Sur le chemin du travail, Robert Biedroń passe tous les jours devant l’Église Sainte-Marie. Mais aujourd’hui, il croise un groupe de personnes âgées parmi lesquelles Jan Giriatowicz, 90 ans, ancien curé de la paroisse et citoyen d’honneur de la ville. Des fidèles qui se réunissent, tous les mois, devant la mairie pour égrener le chapelet et laver Słupsk du « péché de sodomie » commis par l’élu municipal. Biedroń les salue, échange un sourire. « Prions pour le Président », lance Giriatowicz. Le curé, les dévots et Biedroń – athée déclaré – se tiennent par les mains et prient ensemble.
La paix dans le désordre
Une scène hors du commun, qui laisse penser que le très controversé « gauchiste » et « homocélébrité » – comme se plaisent à l’appeler ses détracteurs – remportera certainement une nouvelle fois l’élection à la mairie de cette ville moyenne du nord de la Pologne cet automne. Mais au dernier moment, Biedroń a changé ses plans en se retirant de la course pour ensuite annoncer son intention de créer son propre parti, et concourir sur la scène politique nationale. Sa popularité semble surprenant étant donné que le parti sortant Prawo i Sprawiedliwość (Droit et Justice, PiS) ne cesse d’engranger des soutiens dans le pays. PiS est un mouvement politique qui représente tout le contraire de Biedroń : xénophobe, attaché à l’Eglise, populiste. Mais face à cela, le meilleur rempart reste les habitants de Słupsk. Ils ont appris à aimer leur maire, bien qu’il vienne de l’autre bout du pays et qu’il soit principalement connu pour son homosexualité, un fardeau à traîner quotidiennement quand on mène une carrière politique en Pologne. Ou peut-être lui rendent-ils simplement son amour.

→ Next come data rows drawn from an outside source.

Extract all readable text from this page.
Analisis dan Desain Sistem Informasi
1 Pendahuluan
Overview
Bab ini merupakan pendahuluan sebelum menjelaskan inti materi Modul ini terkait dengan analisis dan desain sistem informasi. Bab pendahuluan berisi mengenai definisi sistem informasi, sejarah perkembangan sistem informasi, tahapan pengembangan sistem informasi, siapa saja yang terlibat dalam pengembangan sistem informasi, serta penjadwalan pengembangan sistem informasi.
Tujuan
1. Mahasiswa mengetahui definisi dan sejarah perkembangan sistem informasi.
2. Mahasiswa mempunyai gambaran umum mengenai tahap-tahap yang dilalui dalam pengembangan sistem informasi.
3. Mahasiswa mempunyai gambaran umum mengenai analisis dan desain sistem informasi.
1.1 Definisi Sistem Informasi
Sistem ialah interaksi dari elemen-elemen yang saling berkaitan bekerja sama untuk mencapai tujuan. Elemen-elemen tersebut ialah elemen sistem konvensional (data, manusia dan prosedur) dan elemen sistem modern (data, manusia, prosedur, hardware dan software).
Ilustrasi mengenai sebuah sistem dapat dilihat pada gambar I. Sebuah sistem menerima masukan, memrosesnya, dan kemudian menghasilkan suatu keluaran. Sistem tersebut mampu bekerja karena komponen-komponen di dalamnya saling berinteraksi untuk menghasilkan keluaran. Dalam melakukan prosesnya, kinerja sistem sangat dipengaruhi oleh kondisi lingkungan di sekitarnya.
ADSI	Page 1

« Nous pouvons être différents, mais nous devrions chercher plutôt ce qui nous unit », philosophe Robert Biedroń, en commentant la scène devant l’église. « Les Témoins de Jéhovah se tiennent à côté de la mairie. Ils ne votent pas et considèrent l’homosexualité comme un péché grave. Je pourrai donc les ignorer. Mais je leur ai fait installer un banc. Il est de mon devoir de maire de permettre aux Témoins de Jéhovah de bien vivre dans ma ville. » Avec son air doux et son sourire bienveillant, on lui donnerait le bon Dieu sans confession là, sous l’architecture sacrée d’une mairie de 127 ans, ornée de fenêtres gothiques à vitraux. Pour arriver ici, il faut d’abord traverser un hall de photos d’hommes et de femmes à moitié nus, à la faveur d’une exposition temporaire d’un jeune photographe du coin. Sur l’étagère d’ailleurs, se trouve une photo de Biedroń avec son compagnon.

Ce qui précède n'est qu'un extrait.